I took a short-cut through a big book shop that was still open. In a room at the back of the shop, I had to squeeze through a crowd that had gathered to hear a talk by Paul Simonon, of the Clash, on how the group recorded "The Guns of Brixton". I stepped on someone's foot, and turned to apologise to them. It turned out to be an old friend of mine from school. "High Chair!" I exclaimed, because that was his nickname. He hadn't aged well at all, and looked like one of those faded, gone-to-seed punks who, despite spiking their hair and wearing tartan trousers, otherwise look like they're a little too tired of life to bother making much of an effort. We were very pleased to have bumped into each other, but, although I would have liked to hang out for a bit and perhaps even listen to Paul Simonon's talk, I had to go.

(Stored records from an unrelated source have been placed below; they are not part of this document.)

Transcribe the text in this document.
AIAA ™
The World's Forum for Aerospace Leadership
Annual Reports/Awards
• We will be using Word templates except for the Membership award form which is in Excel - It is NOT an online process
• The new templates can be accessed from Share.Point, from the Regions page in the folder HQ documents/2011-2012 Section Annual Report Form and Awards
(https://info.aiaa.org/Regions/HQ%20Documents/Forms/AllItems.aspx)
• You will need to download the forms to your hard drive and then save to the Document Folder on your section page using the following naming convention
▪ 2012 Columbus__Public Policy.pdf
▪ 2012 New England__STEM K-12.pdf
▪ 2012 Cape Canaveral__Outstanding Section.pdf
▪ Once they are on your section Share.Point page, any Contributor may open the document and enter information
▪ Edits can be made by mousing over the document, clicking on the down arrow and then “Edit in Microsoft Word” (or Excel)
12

Notes for Freudian Interpretation
Here's a picture of some gravadlax, for that is what was nailed to the Norwegian embassy's door. However, I hadn't seen any gravadlax or even thought about salmon, as far as I know, the day I had the dream. This would disappoint Freud, who was firm in his view that dreams dress their deeper concerns in "day residue". He wrote: "I believe ... that for every dream, a dream-stimulus may be found among those experiences on which one has not yet slept".
So what's the deal with the salmon? A mystery.

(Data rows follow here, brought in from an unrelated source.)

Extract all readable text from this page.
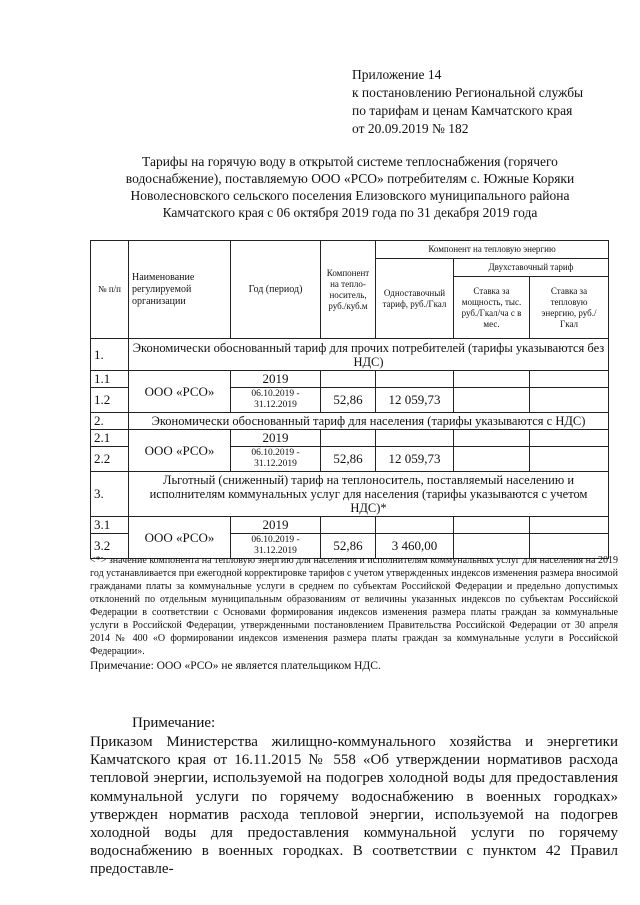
Приложение 14
к постановлению Региональной службы
по тарифам и ценам Камчатского края
от 20.09.2019 № 182
Тарифы на горячую воду в открытой системе теплоснабжения (горячего
водоснабжение), поставляемую ООО «РСО» потребителям с. Южные Коряки
Новолесновского сельского поселения Елизовского муниципального района
Камчатского края с 06 октября 2019 года по 31 декабря 2019 года
№ п/п	Наименование регулируемой организации	Год (период)	Компонент на теплоноситель, руб./куб.м	Компонент на тепловую энергию		
				Одноставочный тариф, руб./Гкал	Двухставочный тариф	
					Ставка за мощность, тыс. руб./Гкал/ча с в мес.	Ставка за тепловую энергию, руб./Гкал
1.	Экономически обоснованный тариф для прочих потребителей (тарифы указываются без НДС)					
1.1	ООО «РСО»	2019				
1.2		06.10.2019 - 31.12.2019	52,86	12 059,73		
2.	Экономически обоснованный тариф для населения (тарифы указываются с НДС)					
2.1	ООО «РСО»	2019				
2.2		06.10.2019 - 31.12.2019	52,86	12 059,73		
3.	Льготный (сниженный) тариф на теплоноситель, поставляемый населению и исполнителям коммунальных услуг для населения (тарифы указываются с учетом НДС)*					
3.1	ООО «РСО»	2019				
3.2		06.10.2019 - 31.12.2019	52,86	3 460,00		

<*> значение компонента на тепловую энергию для населения и исполнителям коммунальных услуг для населения на 2019 год устанавливается при ежегодной корректировке тарифов с учетом утвержденных индексов изменения размера вносимой гражданами платы за коммунальные услуги в среднем по субъектам Российской Федерации и предельно допустимых отклонений по отдельным муниципальным образованиям от величины указанных индексов по субъектам Российской Федерации в соответствии с Основами формирования индексов изменения размера платы граждан за коммунальные услуги в Российской Федерации, утвержденными постановлением Правительства Российской Федерации от 30 апреля 2014 № 400 «О формировании индексов изменения размера платы граждан за коммунальные услуги в Российской Федерации».

Примечание: ООО «РСО» не является плательщиком НДС.

Примечание:

Приказом Министерства жилищно-коммунального хозяйства и энергетики Камчатского края от 16.11.2015 № 558 «Об утверждении нормативов расхода тепловой энергии, используемой на подогрев холодной воды для предоставления коммунальной услуги по горячему водоснабжению в военных городках» утвержден норматив расхода тепловой энергии, используемой на подогрев холодной воды для предоставления коммунальной услуги по горячему водоснабжению в военных городках. В соответствии с пунктом 42 Правил предоставле-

I'd thought about London a little, though, as it'll be the starting-off point for our summer holiday. It had crossed my mind that I'd better try to find out what astonishing London activities are available for the day or two that we might be there, because I'd hate to discover only after we got there that, for example, Woody Allen and Robert Crumb were playing a one-off benefit gig or something and I was too late to get tickets. That's the kind of thing that's always happening in London. In my imagination, if not in real life.
Why the Clash? Well, I suppose I think of them as a particularly Londony band. The other week, I bought a Nouvelle Vague album that has a cover version of "The Guns of Brixton" on it, so that's where that element came from. To what end, though, I have no idea.

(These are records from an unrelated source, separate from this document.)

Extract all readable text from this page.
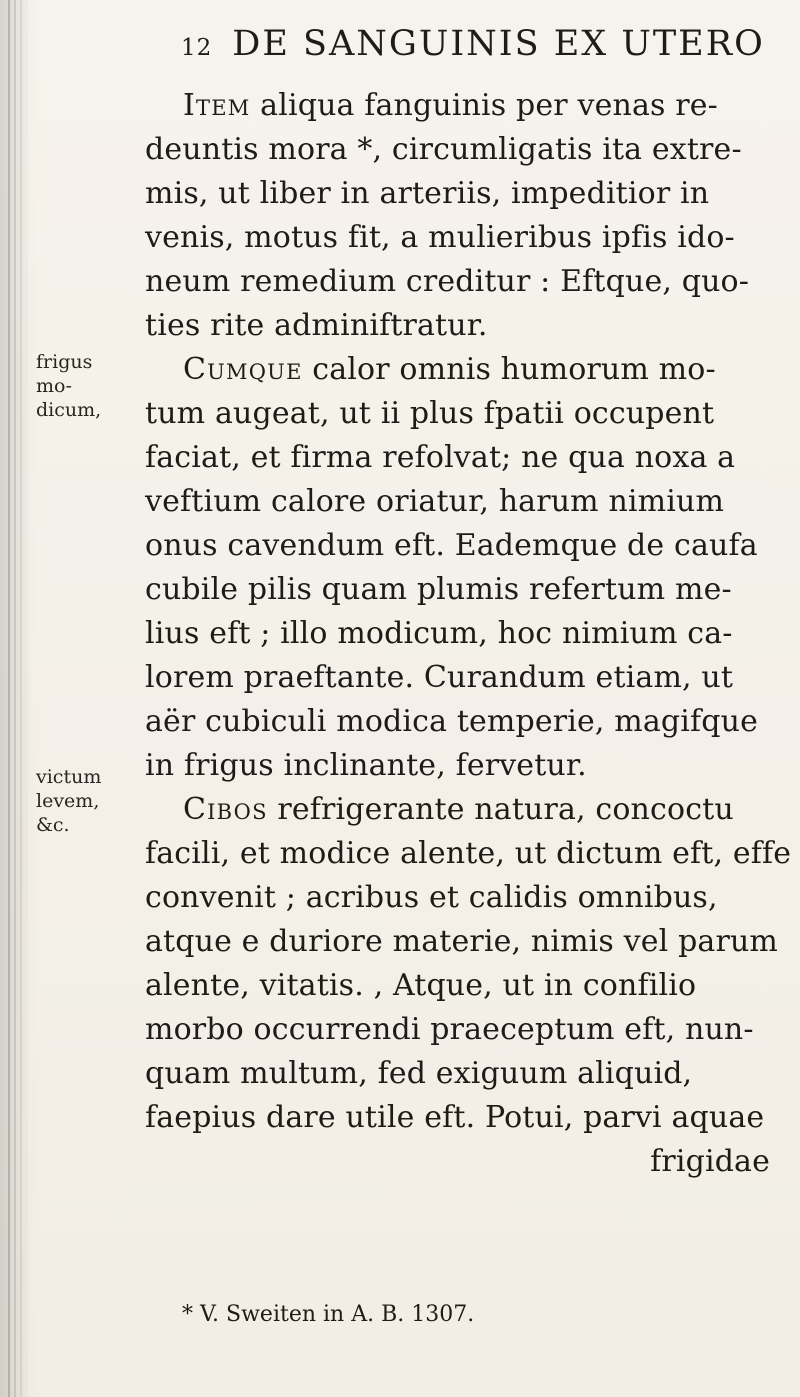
12 DE SANGUINIS EX UTERO
frigus mo-
dicum,
victum
levem, &c.
Item aliqua fanguinis per venas re-
deuntis mora *, circumligatis ita extre-
mis, ut liber in arteriis, impeditior in
venis, motus fit, a mulieribus ipfis ido-
neum remedium creditur : Eftque, quo-
ties rite adminiftratur.
Cumque calor omnis humorum mo-
tum augeat, ut ii plus fpatii occupent
faciat, et firma refolvat; ne qua noxa a
veftium calore oriatur, harum nimium
onus cavendum eft. Eademque de caufa
cubile pilis quam plumis refertum me-
lius eft ; illo modicum, hoc nimium ca-
lorem praeftante. Curandum etiam, ut
aër cubiculi modica temperie, magifque
in frigus inclinante, fervetur.
Cibos refrigerante natura, concoctu
facili, et modice alente, ut dictum eft, effe
convenit ; acribus et calidis omnibus,
atque e duriore materie, nimis vel parum
alente, vitatis. , Atque, ut in confilio
morbo occurrendi praeceptum eft, nun-
quam multum, fed exiguum aliquid,
faepius dare utile eft. Potui, parvi aquae
frigidae
* V. Sweiten in A. B. 1307.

The guy I called High Chair wasn't called that at school, or ever, I'm sure. His name is Bob, and he was in the year above me. We were friends for a couple of years before he went off to university, and I never really saw him again after that. When I was 16 or 17, I was pretty sure that he was a genius of some sort, and that he'd become a tremendously successful writer or journalist or something. With hindsight, the fact that he doesn't appear to have done so shouldn't be surprising; it was simply that I hadn't met many people at that time, and I innocently assumed that the first person I'd ever met who not only voluntarily read poetry when not in a classroom, but also had all the Pogues albums as well as a couple of Motown records was clearly an individual greatly removed from the herd of uncultured low-brows, myself included, with whom he shared his schooldays. By giving him an infantilising name, I am no doubt criticising him for not being as advanced as I once thought he was, which is pathetic of me, and something that I am terribly ashamed of. However, as I've said before, I will not be held responsible for views expressed while I am asleep!